Weekly appointment with the world’s most watched charts.
Last week in Charts Flash we called the S&P 500 the obvious pick for Chart of the Week, deferring to the Nikkei 225.
Another week of higher highs and higher lows, a new all-time closing high. But in a context of compressed moves and a market that is not pricing risk.
Our volatility indicator tells a different story. We are at levels that in a bull market context have been seen only once in the last 26 years. It was March 2000.
Bulls vs Bears
About 244 total points in play. Two weeks ago the range exceeded 600. The Fear Indicator at 5% captures total complacency carrying over from the previous week.
A mild continuation, enough for a new all-time closing high but, this week, without the conviction of a market that is pushing.
The Big Picture
Weekly close at 7,165.08.
The MA5W and the MA10W are still below the MA20W. The fast moving averages have not recovered the bearish cross generated by the March correction. Price is running alone.
The overextension on the MA5W has reached 3.44%. The 2025 peak was 2.90%, reabsorbed with a sideways and bearish move on the highs.
To find higher values you need to go back to the post-COVID bounce or to 2009.
These are not standard situations, they are not low frequency, they are rare.
Volatility Indicator
19.80%. A top value for the last decade, excluding the COVID crash.
Every peak in the 18-20% area over the past ten years was recorded exclusively in bear markets and often produced a reversal.
To find a comparable peak in a bull market you need to go back to the week of March 24, 2000.
The market registered a top, crashed in the following three weeks from 1,552 to 1,339, bounced and eventually started the Dotcom bear market.
The 2000 precedent
In January 2000 the market set an all-time high. A correction followed, then a violent V-shaped recovery and a large candle that broke the previous top decisively. Then the crash, a long distribution phase and the start of the Dotcom bear market in early 2001.
Today: all-time high in January 2026, correction ending in late March, V-shaped move, new record.
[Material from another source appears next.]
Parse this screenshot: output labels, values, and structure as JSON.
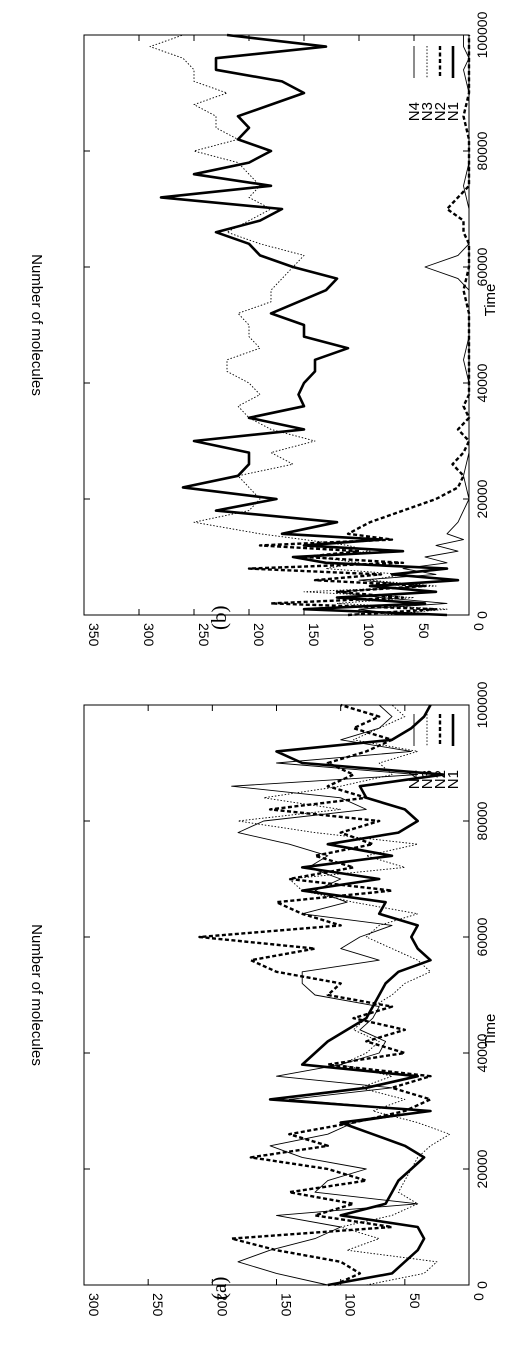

There are other cases where a bull volatility peak on the highs led to continuation. But in different contexts: the break of the previous high came gradually, barely exceeded for weeks before moving higher.
What sets this peak apart, like the one in 2000, is that it arrived with a V-shaped move and a violent break of the previous top with a single candle.
Overextension on MA200W
Week 184 of the current cycle. The overextension moves back to 34.21%, above 30%.
In the February deep dive we wrote that +38.15% was the second highest value ever recorded in 40 years of data, surpassed only by the 2000 peak (+60.58%). We wrote that in 40 years every overextension of this magnitude has been historically reabsorbed and that the ultimate target is the MA200W.
In the Chart of the Week Week 11 the overextension had dropped to 28.22%, below 30% for the first time. The compression was proceeding cycle after cycle toward its historical reabsorption.
In a matter of weeks the market reversed the compression. The V-shaped recovery pushed the overextension back above 30% and toward the 2025 peak.
BCP3
The S&P 500 swing has not peaked yet but will almost certainly do so next week.
A further element in favour of a rally that has completed or that will struggle to confirm its momentum.
Conclusion
Our system enters Short. It does so on historical excesses, not on a price signal.
From a pure technical analysis standpoint, a reversal pattern with a clear price signal is needed.
Should one materialise, the highest probability trade is selling Short out-of-the-money CALL options at 1-2 months.
Bullish arguments are not lacking.
The clean break of the previous all-time high and of a sideways range on the highs lasting from September 2025 to February 2026 is gold for trend followers and permabulls.
A quantitative approach however signals that something the markets are hiding.
Multiple indices, with different systems applied, without generating price signals have triggered short signals.
The first was the Nikkei 225. Others will follow in this week’s Charts Flash.
This typically occurs before major market moves, often in the direction of the systems.
But when it doesn’t, it goes violently the other way.
These are not normal situations. If wrong, it is wrong by a lot. There will be no room for noise.